PyCon 2016 in Portland, Or
hills next to breadcrumb illustration

Tuesday 2:35 p.m.–3:05 p.m.

When is it good to be bad? Web scraping and data analysis of NHL penalties

Wendy Grus

Audience level:
Novice
Category:
Other

Description

On Jan. 20, Philadelphia Flyers forward Zac Rinaldo was ejected from a game after boarding Penguins defenseman Kris Letang. The Flyers came back to win. After the game, Rinaldo said he "changed the game" (for which he was suspended 8 games). Using Python for webscraping and data analysis, I explore data from 10 NHL seasons to investigate how hockey penalties affect the outcome of the game.

Abstract

In hockey, most penalties cause your team to have to play down a player, giving a decisive advantage to your opponents.
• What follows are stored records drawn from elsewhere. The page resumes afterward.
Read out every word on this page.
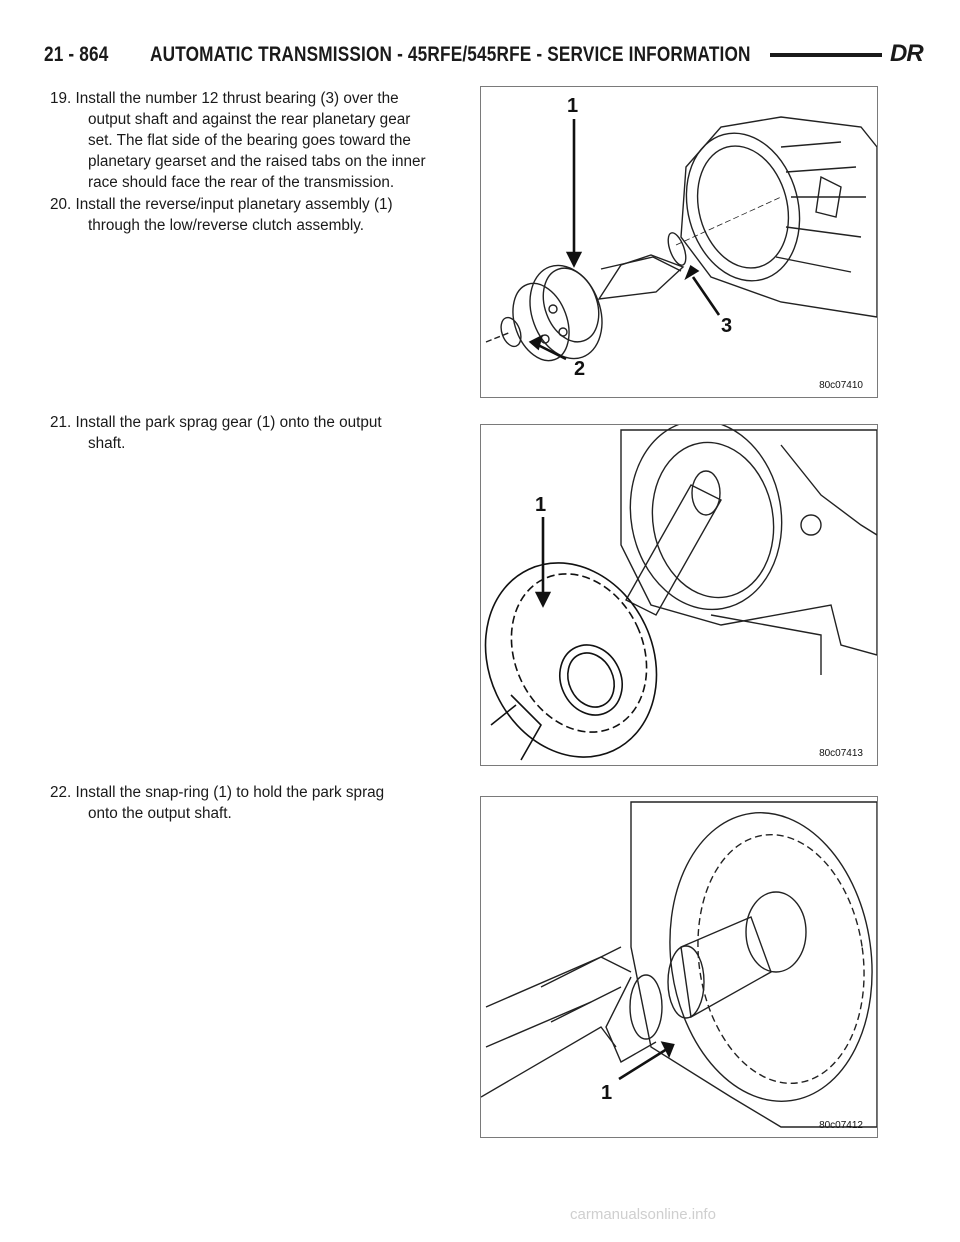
21 - 864 AUTOMATIC TRANSMISSION - 45RFE/545RFE - SERVICE INFORMATION	DR
19. Install the number 12 thrust bearing (3) over the
output shaft and against the rear planetary gear
set. The flat side of the bearing goes toward the
planetary gearset and the raised tabs on the inner
race should face the rear of the transmission.
20. Install the reverse/input planetary assembly (1)
through the low/reverse clutch assembly.
21. Install the park sprag gear (1) onto the output
shaft.
22. Install the snap-ring (1) to hold the park sprag
onto the output shaft.
1
2
3
80c07410
1
80c07413
1
80c07412
carmanualsonline.info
Here I explore whether there is ever a case when penalties are an advantage. (Unfortunately, I won't be talking about hockey fights, as those usually result in a player lost for both teams - you can't fight yourself!) This talk will focus primarily on the process of getting the penalty, player, team, and game data and less on data analysis. At the end, I will describe regression models that describe how getting a penalty affects the outcome of the game for your team, ie "When is it good to be bad?" I explored NHL penalty data from the past 8 complete seasons. I built parsers to get the same team, player, and penalty information from each game from the play-by-play recaps. I also got player stats from the same seasons so that player strength could be included in the models. I will discuss some examples of data joining and data cleaning. For the models, I will look at three outcomes: (1) positive change, where the state of the game for the team who got the penalty improves, (2) next goal, where the team who got the penalty scores the next goal, and (3) score differential, the change in score differential from the time of the penalty to the end of regulation.